Inclusion requires us to listen to our people

Written by
Binna Kandola, Senior Partner and Co-founder, Pearn Kandola

12 Jun 2020

12 Jun 2020 • by Binna Kandola, Senior Partner and Co-founder, Pearn Kandola

We prove our commitment to inclusion in the way we behave towards one another, writes business psychologist Binna Kandola.

The executive chairman could not have made his intentions clearer: “Diversity and inclusion (D&I) are important to me and to this organisation. I’m delighted that you have given up your valuable time to be here today to share your insights into making us even more diverse and inclusive. Make no mistake, this is my number one priority.” 

The audience – employees from different parts of the organisation, plus a few external speakers – was impressed, as was I. “Unfortunately, I have to leave now, but I look forward to hearing the outcomes from this conference,” he added. 

He had spent approximately two minutes on a topic which was his number one priority. I wonder how much time he gave his number two priority. Sadly, this is all too typical of senior leaders’ approaches to inclusion; their words show one thing, their actions another. Inclusion is a feeling — and to understand what can be done to create an inclusive culture requires more than the ritualistic mouthing of empty platitudes. 
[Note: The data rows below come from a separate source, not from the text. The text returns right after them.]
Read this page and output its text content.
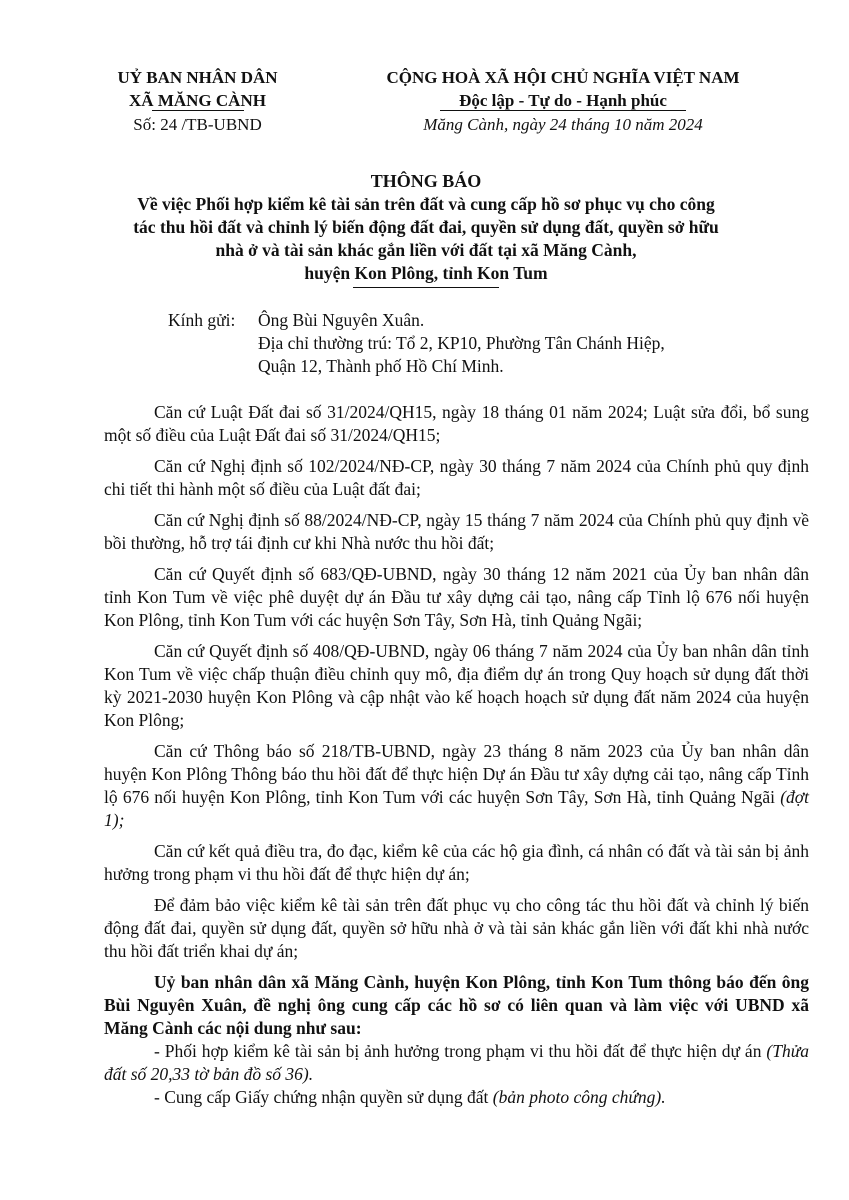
UỶ BAN NHÂN DÂN
XÃ MĂNG CÀNH
Số: 24 /TB-UBND
CỘNG HOÀ XÃ HỘI CHỦ NGHĨA VIỆT NAM
Độc lập - Tự do - Hạnh phúc
Măng Cành, ngày 24 tháng 10 năm 2024
THÔNG BÁO
Về việc Phối hợp kiểm kê tài sản trên đất và cung cấp hồ sơ phục vụ cho công
tác thu hồi đất và chỉnh lý biến động đất đai, quyền sử dụng đất, quyền sở hữu
nhà ở và tài sản khác gắn liền với đất tại xã Măng Cành,
huyện Kon Plông, tỉnh Kon Tum
Kính gửi:	Ông Bùi Nguyên Xuân.
Địa chỉ thường trú: Tổ 2, KP10, Phường Tân Chánh Hiệp,
Quận 12, Thành phố Hồ Chí Minh.

Căn cứ Luật Đất đai số 31/2024/QH15, ngày 18 tháng 01 năm 2024; Luật sửa đổi, bổ sung một số điều của Luật Đất đai số 31/2024/QH15;

Căn cứ Nghị định số 102/2024/NĐ-CP, ngày 30 tháng 7 năm 2024 của Chính phủ quy định chi tiết thi hành một số điều của Luật đất đai;

Căn cứ Nghị định số 88/2024/NĐ-CP, ngày 15 tháng 7 năm 2024 của Chính phủ quy định về bồi thường, hỗ trợ tái định cư khi Nhà nước thu hồi đất;

Căn cứ Quyết định số 683/QĐ-UBND, ngày 30 tháng 12 năm 2021 của Ủy ban nhân dân tỉnh Kon Tum về việc phê duyệt dự án Đầu tư xây dựng cải tạo, nâng cấp Tỉnh lộ 676 nối huyện Kon Plông, tỉnh Kon Tum với các huyện Sơn Tây, Sơn Hà, tỉnh Quảng Ngãi;

Căn cứ Quyết định số 408/QĐ-UBND, ngày 06 tháng 7 năm 2024 của Ủy ban nhân dân tỉnh Kon Tum về việc chấp thuận điều chỉnh quy mô, địa điểm dự án trong Quy hoạch sử dụng đất thời kỳ 2021-2030 huyện Kon Plông và cập nhật vào kế hoạch hoạch sử dụng đất năm 2024 của huyện Kon Plông;

Căn cứ Thông báo số 218/TB-UBND, ngày 23 tháng 8 năm 2023 của Ủy ban nhân dân huyện Kon Plông Thông báo thu hồi đất để thực hiện Dự án Đầu tư xây dựng cải tạo, nâng cấp Tỉnh lộ 676 nối huyện Kon Plông, tỉnh Kon Tum với các huyện Sơn Tây, Sơn Hà, tỉnh Quảng Ngãi (đợt 1);

Căn cứ kết quả điều tra, đo đạc, kiểm kê của các hộ gia đình, cá nhân có đất và tài sản bị ảnh hưởng trong phạm vi thu hồi đất để thực hiện dự án;

Để đảm bảo việc kiểm kê tài sản trên đất phục vụ cho công tác thu hồi đất và chỉnh lý biến động đất đai, quyền sử dụng đất, quyền sở hữu nhà ở và tài sản khác gắn liền với đất khi nhà nước thu hồi đất triển khai dự án;

Uỷ ban nhân dân xã Măng Cành, huyện Kon Plông, tỉnh Kon Tum thông báo đến ông Bùi Nguyên Xuân, đề nghị ông cung cấp các hồ sơ có liên quan và làm việc với UBND xã Măng Cành các nội dung như sau:

- Phối hợp kiểm kê tài sản bị ảnh hưởng trong phạm vi thu hồi đất để thực hiện dự án (Thửa đất số 20,33 tờ bản đồ số 36).

- Cung cấp Giấy chứng nhận quyền sử dụng đất (bản photo công chứng).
Listening as well as talking

In principle, of course everyone is in favour of more inclusion. It’s in the way we behave towards one another that we prove it, however. 

We hear (so often now that it’s become a cliché) that with issues such as race we need to have conversations. But conversations are about listening as well as talking. One way to discover how inclusive our organisations are, and what we need to do to improve, is to listen to the experiences of our colleagues, particularly those who feel that they are being denied equal opportunities. It can be a difficult, occasionally painful, process but it is one thing that can help engender greater understanding and empathy. 

Forgiving missteps

Leaders need to engage and visibly demonstrate their commitment. We should also be aware, however, that there is one powerful blockage to those who wish to do this: the consequences of making a misstep. As one leader told me: “The benefits of me talking about D&I do not seem to outweigh the risks should I say something wrong.” 

Reactions to well-intentioned individuals not using the current terminology can often be so strong that it puts people off wanting to discuss these topics in public at all. “Is it BAME or BME? Coloured people or people of colour? What does LGBT+ mean again?” The language of diversity is always evolving. People may not be aware of what’s acceptable right now. 

To react with condemnation and anger each time someone uses a term someone else considers outmoded only serves to suppress further conversations, which, in turn, means the vision of inclusion remains as distant as ever.